The twins helping scientists break new ground

But the absence of the rash in Lucia’s identical twin sister, Isabella, made their parents suspicious.

Two years later, the five-year-olds have formed an important part of groundbreaking research at Great Ormond Street Hospital (Gosh) and University College London (UCL) that may help scientists unlock treatments for several illnesses, including Parkinson’s and Alzheimer’s.

What the Magees now know is that Lucia has a rare muscle disease, one her genetically identical twin sister does not have.

The family had not heard of juvenile dermatomyositis (JDM), the illness Lucia was eventually diagnosed with. Few people have. It’s a rare autoimmune disease that is detected in about two in a million children each year. After the rash appears, it starts weakening muscles, so children seem more tired than usual.

“The reason it’s so serious is that a child can become extremely weak to the point where they can’t swallow properly,” said Lucy Wedderburn, a professor at UCL and a paediatric rheumatology consultant at Gosh.

If the condition is left untreated, it can harm the brain, lungs and gut, which, Wedderburn said, could even burst. For some children, JDM is fatal.

“As parents, naturally, when this sort of thing happens, you start googling,” William Magee said. “And it freaked us out – stories of children waking up and being unable to move. But we were fortunate that we somehow stumbled across the right doctors to get a diagnosis.”

The standard treatment for JDM is a course of steroids combined with other drugs to stop the body’s immune system from attacking itself. This is enough for some children to recover completely, but for others, the disease returns.

Wedderburn and her colleagues are trying to find out why. They are working with 705 families that have experienced JDM, in a group funded by Versus Arthritis, Myositis UK, Gosh Charity, the National Institute for Health and Care Research, the Chernajovsky Foundation and the George Bessell DFM Trust.

A new gene technique known as spatial transcriptomics has revealed part of the answer. The method is one of several developed in the past decade that enable biomedical researchers to examine single cells. The team used it to look at the muscle cells of Lucia and other children to identify which genes were active. They discovered a new issue: the cells’ mitochondria were not working properly.

“Mitochondria are the energy-producing components of all cells in the body,” said research fellow Meredyth Wilkinson, who led the project. “What was striking was a dysfunctional signature of some genes that were related to the energy output from mitochondria. It really opens up a body of evidence that shows we need to be targeting these mitochondria.”

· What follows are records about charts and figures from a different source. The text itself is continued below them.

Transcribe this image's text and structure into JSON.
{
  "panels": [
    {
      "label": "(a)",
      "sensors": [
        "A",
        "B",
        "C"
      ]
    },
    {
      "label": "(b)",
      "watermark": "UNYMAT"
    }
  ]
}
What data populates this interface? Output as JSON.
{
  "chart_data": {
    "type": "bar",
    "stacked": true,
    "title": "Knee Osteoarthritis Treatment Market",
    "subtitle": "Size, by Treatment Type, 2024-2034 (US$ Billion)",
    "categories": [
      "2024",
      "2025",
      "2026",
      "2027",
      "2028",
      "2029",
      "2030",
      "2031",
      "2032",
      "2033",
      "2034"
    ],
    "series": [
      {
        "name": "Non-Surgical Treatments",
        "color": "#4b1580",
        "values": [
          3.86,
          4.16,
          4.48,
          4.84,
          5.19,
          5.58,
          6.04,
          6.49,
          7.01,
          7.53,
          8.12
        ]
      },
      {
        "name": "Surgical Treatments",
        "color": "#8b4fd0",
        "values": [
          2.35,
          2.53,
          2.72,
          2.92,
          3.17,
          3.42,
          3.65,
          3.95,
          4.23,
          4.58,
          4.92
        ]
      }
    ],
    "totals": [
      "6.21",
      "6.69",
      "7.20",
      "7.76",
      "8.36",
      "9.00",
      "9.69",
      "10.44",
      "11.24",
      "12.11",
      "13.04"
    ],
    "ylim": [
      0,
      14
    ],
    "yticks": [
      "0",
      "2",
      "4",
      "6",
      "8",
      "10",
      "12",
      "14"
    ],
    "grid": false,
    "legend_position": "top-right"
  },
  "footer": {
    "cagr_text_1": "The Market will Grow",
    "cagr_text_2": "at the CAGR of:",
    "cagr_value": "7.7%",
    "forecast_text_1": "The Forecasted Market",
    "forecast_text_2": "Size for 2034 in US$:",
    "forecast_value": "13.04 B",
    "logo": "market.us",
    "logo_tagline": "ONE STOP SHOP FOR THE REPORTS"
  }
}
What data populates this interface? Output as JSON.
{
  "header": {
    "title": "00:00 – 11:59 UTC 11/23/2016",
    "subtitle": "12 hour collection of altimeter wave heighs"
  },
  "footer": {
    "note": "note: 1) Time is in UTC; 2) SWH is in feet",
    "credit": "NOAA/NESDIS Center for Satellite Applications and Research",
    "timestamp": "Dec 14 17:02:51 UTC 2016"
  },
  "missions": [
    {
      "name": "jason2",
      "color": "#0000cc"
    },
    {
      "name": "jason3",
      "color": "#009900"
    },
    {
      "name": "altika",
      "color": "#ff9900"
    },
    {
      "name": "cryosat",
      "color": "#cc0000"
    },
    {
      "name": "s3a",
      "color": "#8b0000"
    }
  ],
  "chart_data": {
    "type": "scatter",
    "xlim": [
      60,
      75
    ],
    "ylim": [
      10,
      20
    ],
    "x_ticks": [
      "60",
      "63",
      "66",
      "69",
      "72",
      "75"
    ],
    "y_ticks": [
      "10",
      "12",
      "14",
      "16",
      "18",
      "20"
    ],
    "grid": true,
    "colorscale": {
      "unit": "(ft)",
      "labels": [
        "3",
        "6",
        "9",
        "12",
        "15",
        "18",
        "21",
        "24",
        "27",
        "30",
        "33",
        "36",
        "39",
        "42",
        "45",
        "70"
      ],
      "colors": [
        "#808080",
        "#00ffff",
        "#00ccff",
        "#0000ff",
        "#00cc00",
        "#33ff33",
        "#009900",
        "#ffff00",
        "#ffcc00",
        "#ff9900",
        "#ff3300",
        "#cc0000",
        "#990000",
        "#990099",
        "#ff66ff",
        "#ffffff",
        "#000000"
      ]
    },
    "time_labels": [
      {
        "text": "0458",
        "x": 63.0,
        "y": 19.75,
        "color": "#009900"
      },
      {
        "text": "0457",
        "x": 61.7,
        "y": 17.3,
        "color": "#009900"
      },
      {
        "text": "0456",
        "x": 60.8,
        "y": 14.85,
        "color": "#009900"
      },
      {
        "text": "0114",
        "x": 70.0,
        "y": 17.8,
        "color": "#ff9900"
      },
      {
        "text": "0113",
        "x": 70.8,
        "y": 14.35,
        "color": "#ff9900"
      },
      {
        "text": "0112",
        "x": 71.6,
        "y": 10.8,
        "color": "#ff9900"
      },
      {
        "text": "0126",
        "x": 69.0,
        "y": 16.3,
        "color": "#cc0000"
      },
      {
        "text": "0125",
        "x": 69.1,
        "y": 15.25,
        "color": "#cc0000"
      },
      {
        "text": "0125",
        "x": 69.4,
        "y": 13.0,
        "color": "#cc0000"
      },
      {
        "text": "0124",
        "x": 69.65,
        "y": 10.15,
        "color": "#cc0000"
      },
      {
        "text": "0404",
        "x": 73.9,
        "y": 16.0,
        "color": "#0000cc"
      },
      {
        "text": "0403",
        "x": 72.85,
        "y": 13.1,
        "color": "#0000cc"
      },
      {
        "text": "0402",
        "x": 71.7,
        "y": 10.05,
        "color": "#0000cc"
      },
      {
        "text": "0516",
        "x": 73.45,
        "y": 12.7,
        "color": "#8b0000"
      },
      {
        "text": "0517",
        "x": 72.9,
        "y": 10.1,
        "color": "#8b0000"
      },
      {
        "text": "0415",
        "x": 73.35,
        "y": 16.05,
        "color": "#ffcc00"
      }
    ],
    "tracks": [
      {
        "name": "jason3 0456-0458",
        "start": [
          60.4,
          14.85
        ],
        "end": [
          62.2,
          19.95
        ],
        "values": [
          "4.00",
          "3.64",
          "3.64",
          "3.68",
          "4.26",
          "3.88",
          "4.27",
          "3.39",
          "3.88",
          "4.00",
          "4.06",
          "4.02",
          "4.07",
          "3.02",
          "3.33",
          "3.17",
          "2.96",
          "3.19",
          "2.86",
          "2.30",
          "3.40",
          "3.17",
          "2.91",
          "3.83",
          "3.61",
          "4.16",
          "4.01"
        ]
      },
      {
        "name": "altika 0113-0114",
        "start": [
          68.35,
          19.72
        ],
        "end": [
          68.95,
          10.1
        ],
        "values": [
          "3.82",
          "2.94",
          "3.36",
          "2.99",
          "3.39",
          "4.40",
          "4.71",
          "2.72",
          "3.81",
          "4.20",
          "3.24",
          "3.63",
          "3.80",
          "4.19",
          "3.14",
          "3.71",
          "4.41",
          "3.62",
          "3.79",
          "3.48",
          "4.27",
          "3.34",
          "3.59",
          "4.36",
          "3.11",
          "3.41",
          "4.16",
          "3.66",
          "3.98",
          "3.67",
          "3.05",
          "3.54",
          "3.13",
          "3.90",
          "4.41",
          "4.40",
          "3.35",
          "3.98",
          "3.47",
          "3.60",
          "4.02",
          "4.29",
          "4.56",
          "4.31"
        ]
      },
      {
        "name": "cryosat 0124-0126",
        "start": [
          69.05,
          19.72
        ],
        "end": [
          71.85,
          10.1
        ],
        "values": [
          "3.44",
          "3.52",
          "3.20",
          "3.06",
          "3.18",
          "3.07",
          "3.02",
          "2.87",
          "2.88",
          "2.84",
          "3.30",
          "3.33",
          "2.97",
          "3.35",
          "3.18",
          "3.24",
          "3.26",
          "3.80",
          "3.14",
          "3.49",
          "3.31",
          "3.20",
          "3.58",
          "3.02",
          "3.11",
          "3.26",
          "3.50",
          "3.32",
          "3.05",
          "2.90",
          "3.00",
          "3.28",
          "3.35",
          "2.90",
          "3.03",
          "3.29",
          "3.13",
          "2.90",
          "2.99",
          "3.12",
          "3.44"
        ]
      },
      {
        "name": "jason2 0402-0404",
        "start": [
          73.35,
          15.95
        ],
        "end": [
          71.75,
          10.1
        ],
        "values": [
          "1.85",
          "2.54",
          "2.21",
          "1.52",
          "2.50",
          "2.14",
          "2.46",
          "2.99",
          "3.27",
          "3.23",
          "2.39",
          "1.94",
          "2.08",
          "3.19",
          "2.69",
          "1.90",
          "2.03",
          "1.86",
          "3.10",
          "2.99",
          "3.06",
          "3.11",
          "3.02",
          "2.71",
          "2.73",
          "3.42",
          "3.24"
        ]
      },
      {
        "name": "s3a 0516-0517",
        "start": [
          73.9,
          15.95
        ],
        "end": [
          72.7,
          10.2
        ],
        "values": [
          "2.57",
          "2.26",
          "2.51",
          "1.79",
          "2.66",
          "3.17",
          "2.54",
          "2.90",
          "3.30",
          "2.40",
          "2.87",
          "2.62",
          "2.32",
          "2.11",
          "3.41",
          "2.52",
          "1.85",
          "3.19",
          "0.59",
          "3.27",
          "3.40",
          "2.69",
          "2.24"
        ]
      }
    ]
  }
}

Discovering that the mitochondria were not providing energy to the children’s muscles helps explain why they became weaker.

Mitochondria are a biological curiosity. Scientists believe that they may have been independent organisms that were absorbed, during the course of evolution, by other cells. They have their own DNA, separate from the nucleus in human cells, which is only transmitted through the mother.

This may explain why Lucia has JDM but Isabella does not.

“For me, the reason it’s so interesting is that the mitochondria, even in identical twins, won’t be identical at the very first cell split,” Wedderburn said. When a fertilised egg splits into two, the mitochondria are divided between the eggs.

That means it is possible that Lucia received mitochondria from her mother that her twin sister did not, and her mitochondrial DNA are responsible for her JDM.

Alternatively, something may have happened later on, with Lucia encountering something that triggered the disease while her sister did not. “The environment impacts on your genes and how they work,” Wedderburn said. “Food, infections, your gut. Gradually you acquire differences, especially in your immune system.”

Mitochondrial damage has been linked to other diseases. One of the genes studied during the research was PRKN, which is responsible for making a protein called parkin, which can cause genetic Parkinson’s disease, Wedderburn said.

“There will be very rare neurological diseases that start with a problem in a mitochondrial gene. And probably many other diseases, such as Alzheimer’s. There’s interest in this kind of interaction right across lots of diseases.”

The aim now is to establish whether existing drugs might be able to treat the mitochondrial dysfunction in JDM. One candidate is N-acetyl cysteine, or Nac, which is used to reverse the damage caused by taking too much paracetamol. The next stage for Wedderburn and Wilkinson is to develop a blood test that can detect the dysfunction.

The Magees are hoping Lucia will not need it. So far she has responded well to treatment, which includes steroids and plasma transfusions of intravenous immunoglobulin.

“Six months into treatment, things have started to quiet down,” William Magee said. “Lucia is now essentially symptom-free. We hope to stop the hospital visits some time next year.”